2. Ora farò lo stesso trattando del terzo genere di conoscenze, che ho chiamato locuzioni soprannaturali, che sogliono prodursi nello spirito delle persone spirituali senza il concorso dei sensi corporali. Sebbene siano molte e varie, credo che si possano ridurre tutte a queste tre specie: parole successive, formali e sostanziali. Chiamo successive alcune parole e ragionamenti che lo spirito, quando è raccolto in se stesso, è solito formare e su cui discorre tra sé e sé. Sono formali certe parole distinte ed esplicite che lo spirito produce non da sé, ma riceve da un’altra persona, in stato di raccoglimento o meno. Sono sostanziali, infine, altre parole che si producono in modo preciso nello spirito, sia esso in stato di raccoglimento oppure no; esse producono e causano nella sostanza dell’anima quella sostanza e virtù che significano. Tratterò con ordine di ciascuna di queste parole.

 

CAPITOLO 29

Ove si parla della prima specie di parole che a volte lo spirito forma in sé, quando è raccolto. Vengono esposti la causa, i vantaggi e i danni che possono nascondersi in esse.

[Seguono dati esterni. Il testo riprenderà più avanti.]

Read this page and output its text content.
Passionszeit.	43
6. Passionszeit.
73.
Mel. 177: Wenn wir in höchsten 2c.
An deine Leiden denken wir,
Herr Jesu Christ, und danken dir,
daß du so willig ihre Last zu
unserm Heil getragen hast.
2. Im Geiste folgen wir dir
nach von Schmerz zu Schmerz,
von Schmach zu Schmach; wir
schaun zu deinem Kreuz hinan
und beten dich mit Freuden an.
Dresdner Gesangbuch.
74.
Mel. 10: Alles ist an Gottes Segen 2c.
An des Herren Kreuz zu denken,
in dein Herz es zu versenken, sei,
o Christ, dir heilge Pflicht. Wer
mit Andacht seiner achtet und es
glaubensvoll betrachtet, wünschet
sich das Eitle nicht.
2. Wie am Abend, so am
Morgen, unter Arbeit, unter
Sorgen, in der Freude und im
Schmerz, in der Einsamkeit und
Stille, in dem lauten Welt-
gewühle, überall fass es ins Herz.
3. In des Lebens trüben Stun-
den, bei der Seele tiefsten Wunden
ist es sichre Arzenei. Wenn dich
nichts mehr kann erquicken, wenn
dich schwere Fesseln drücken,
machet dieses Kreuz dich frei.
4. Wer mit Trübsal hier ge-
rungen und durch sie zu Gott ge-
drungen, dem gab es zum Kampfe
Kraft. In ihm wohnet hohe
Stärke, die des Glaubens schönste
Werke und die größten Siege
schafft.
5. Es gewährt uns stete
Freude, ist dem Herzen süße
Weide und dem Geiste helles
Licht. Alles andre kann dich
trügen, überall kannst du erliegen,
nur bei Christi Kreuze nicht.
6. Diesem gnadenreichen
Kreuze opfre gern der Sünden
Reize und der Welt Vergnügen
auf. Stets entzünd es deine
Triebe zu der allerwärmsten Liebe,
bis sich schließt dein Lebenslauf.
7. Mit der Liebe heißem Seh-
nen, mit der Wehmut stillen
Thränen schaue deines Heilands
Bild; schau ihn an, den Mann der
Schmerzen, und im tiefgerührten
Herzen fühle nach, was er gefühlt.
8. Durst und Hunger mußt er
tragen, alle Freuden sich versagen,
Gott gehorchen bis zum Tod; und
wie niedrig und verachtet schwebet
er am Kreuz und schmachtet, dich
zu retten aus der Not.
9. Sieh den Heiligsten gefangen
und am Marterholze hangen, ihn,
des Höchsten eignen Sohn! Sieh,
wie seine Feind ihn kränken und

1. Le parole successive si presentano sempre quando lo spirito è raccolto e profondamente assorto in qualche considerazione. Discorre sulla materia che lo attrae, passa da un pensiero all’altro, forma parole e ragionamenti molto appropriati con tale facilità e precisione da scoprire su quell’argomento cose che gli erano sconosciute; gli sembra di non essere lui l’autore di tutto questo, ma un’altra persona che formula ragionamenti nel suo intimo, che risponde e insegna. In realtà, ha davvero ragione di pensare in tal modo, perché egli ragiona e risponde a se stesso come se fosse in conversazione con un’altra persona. E in qualche modo è proprio così, perché, anche se lo spirito funge da strumento, molte volte è lo Spirito Santo che lo aiuta a produrre e a formare quei pensieri, quelle parole e quei ragionamenti pieni di verità. La persona, dunque, dice a se stessa queste cose come se si trovasse con un’altra persona. Infatti l’intelletto è unito alla verità che prende in considerazione ed è profondamente raccolto. Anche lo Spirito divino è unito a esso attraverso questa verità, come del resto è unito a ogni verità. Ne segue che l’intelletto, comunicando in tal modo con lo Spirito divino mediante quella verità, insieme con lui e successivamente forma nel suo intimo le altre verità relative a quella che stava considerando. Ma è lo Spirito Santo, che appunto insegna, ad aprirgli la porta e a comunicargli la sua luce. Questo è uno dei modi di cui si serve lo Spirito Santo per insegnare.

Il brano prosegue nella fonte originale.